Chicken with Italian Sweet-Sour Fennel

Total Time: 20 minutes

1 small fennel bulb with stalks
2 tsp extra-virgin olive oil
4 (4 oz) chicken cutlets
1/2 tsp kosher salt, divided
1/2 tsp dried rosemary, crushed
1/4 tsp pepper
1/4 c dry white wine
3/4 c fat-free, low sodium chicken broth
1/4 c raisins (I used golden raisins)
2 tsp red wine vinegar
1 Tbsp pine nuts, toasted (I skipped this - expensive)

1. Mince 1 Tbsp fennel fronds. Thinly slice bulb to measure 2 c (discard core).
2. Heat oil in large skillet over medium-high heat.
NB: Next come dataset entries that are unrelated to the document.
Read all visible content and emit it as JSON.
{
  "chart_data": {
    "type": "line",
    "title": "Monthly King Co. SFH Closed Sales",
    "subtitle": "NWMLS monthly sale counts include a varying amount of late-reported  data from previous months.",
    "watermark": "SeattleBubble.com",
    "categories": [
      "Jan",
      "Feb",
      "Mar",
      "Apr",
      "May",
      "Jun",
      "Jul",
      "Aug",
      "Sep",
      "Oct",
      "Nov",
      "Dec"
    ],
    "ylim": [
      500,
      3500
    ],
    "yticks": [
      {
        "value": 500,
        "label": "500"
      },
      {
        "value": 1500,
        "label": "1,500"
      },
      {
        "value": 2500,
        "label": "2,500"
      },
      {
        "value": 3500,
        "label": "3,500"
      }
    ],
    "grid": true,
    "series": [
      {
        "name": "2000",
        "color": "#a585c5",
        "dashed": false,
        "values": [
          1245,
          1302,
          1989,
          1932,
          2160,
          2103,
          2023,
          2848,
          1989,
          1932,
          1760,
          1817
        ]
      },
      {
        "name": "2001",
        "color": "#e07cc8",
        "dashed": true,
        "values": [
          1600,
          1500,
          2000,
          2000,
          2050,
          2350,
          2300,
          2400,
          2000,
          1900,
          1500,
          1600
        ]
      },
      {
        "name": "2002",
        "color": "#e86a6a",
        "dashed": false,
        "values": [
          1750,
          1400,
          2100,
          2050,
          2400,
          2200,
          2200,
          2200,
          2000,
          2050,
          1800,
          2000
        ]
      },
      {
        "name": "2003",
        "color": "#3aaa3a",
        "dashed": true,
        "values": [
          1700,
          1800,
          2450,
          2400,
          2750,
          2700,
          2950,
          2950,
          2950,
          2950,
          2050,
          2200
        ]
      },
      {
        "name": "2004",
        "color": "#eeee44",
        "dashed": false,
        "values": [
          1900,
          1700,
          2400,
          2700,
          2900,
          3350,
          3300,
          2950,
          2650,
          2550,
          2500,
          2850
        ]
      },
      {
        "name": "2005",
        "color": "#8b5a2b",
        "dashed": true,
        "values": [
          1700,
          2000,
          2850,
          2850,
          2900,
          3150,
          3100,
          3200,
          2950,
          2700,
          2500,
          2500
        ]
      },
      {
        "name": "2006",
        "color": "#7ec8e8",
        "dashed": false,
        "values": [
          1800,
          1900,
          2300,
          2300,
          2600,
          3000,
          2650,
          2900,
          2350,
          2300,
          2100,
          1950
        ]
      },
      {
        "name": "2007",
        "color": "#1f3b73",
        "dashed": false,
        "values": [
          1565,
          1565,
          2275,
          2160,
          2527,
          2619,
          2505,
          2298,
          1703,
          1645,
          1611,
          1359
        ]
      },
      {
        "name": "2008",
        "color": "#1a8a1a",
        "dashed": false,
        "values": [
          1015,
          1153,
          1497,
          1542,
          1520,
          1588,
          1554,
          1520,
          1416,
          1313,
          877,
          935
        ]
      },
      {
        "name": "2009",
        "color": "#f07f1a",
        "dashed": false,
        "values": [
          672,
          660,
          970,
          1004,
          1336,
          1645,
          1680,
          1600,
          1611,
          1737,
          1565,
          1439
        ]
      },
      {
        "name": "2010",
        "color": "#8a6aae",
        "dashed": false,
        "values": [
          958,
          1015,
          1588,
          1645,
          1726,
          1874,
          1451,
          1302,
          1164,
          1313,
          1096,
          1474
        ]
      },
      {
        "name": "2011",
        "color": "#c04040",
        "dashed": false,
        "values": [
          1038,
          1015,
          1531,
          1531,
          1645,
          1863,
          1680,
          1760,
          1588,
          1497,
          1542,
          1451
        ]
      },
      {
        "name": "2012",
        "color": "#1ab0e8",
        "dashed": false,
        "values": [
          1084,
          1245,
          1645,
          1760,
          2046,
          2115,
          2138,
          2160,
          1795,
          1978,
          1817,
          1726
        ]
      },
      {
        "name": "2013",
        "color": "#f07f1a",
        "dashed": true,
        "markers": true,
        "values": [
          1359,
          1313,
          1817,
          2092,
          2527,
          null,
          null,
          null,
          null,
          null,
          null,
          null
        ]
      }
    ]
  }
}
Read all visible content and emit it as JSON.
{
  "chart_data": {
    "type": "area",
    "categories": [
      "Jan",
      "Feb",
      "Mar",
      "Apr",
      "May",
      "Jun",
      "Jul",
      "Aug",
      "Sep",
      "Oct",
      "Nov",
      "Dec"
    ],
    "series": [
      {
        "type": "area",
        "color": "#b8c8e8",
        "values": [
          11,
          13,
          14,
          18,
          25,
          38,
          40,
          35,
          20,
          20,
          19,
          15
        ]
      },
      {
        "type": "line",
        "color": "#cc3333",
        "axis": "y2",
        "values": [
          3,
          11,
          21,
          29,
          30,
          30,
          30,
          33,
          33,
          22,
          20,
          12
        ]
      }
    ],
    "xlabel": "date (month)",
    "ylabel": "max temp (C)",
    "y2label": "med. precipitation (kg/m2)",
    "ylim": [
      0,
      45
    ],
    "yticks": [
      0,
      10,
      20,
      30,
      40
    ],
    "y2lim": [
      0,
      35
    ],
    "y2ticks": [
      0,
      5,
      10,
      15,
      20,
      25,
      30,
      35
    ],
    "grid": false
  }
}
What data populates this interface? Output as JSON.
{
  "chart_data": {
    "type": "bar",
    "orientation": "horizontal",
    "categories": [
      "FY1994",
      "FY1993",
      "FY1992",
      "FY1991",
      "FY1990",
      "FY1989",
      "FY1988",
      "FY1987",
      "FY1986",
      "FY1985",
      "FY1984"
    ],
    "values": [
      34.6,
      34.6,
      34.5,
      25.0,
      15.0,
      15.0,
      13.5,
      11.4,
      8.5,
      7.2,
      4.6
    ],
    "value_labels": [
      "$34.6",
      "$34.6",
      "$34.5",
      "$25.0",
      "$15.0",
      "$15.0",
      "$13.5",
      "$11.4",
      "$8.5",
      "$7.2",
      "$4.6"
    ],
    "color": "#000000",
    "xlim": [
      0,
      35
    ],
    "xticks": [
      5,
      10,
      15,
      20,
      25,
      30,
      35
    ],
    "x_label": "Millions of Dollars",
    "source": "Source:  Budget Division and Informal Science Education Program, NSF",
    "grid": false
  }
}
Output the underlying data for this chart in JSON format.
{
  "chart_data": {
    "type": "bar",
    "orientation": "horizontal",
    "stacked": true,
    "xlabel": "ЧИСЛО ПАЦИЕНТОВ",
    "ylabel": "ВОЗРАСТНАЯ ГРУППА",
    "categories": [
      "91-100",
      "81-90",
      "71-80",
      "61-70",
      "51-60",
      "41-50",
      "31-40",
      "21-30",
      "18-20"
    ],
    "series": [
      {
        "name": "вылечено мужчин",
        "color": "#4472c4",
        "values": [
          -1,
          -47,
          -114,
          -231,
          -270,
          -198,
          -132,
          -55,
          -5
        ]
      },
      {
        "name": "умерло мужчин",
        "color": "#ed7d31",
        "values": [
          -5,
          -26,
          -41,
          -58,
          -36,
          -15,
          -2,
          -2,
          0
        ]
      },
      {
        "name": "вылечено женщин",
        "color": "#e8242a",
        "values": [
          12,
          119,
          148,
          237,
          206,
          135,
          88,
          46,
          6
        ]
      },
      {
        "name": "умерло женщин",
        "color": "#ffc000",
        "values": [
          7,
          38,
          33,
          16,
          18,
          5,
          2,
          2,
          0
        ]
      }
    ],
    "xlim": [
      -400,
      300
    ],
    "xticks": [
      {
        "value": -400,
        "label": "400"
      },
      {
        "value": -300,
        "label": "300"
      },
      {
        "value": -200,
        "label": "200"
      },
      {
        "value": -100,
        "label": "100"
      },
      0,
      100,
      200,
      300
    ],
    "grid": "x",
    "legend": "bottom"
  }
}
Sprinkle chicken with 1/4 tsp salt, rosemary and pepper. Add chicken to pan; cook 3 min on each side or until done. Remove from pan. Add fennel bulb to pan; saute 1 min. Stir in wine. Add 1/4 tsp salt, broth, raisins, and vinegar; cover and cook 4 minutes or until fennel is tender. Return chicken to pan. Sprinkle with nuts and fennel fronds.

Yield: 4 servings

From Cooking Light Magazine March 2011

Ken's rating: *****
Chalsea's rating: *****
Delicious! Chicken was super duper moist. This was my first time using fennel (though I've always wanted to because they ALWAYS use it on Top Chef). Loved it! Served this with some roasted carrots and mashed potatoes. Yummmmmmm.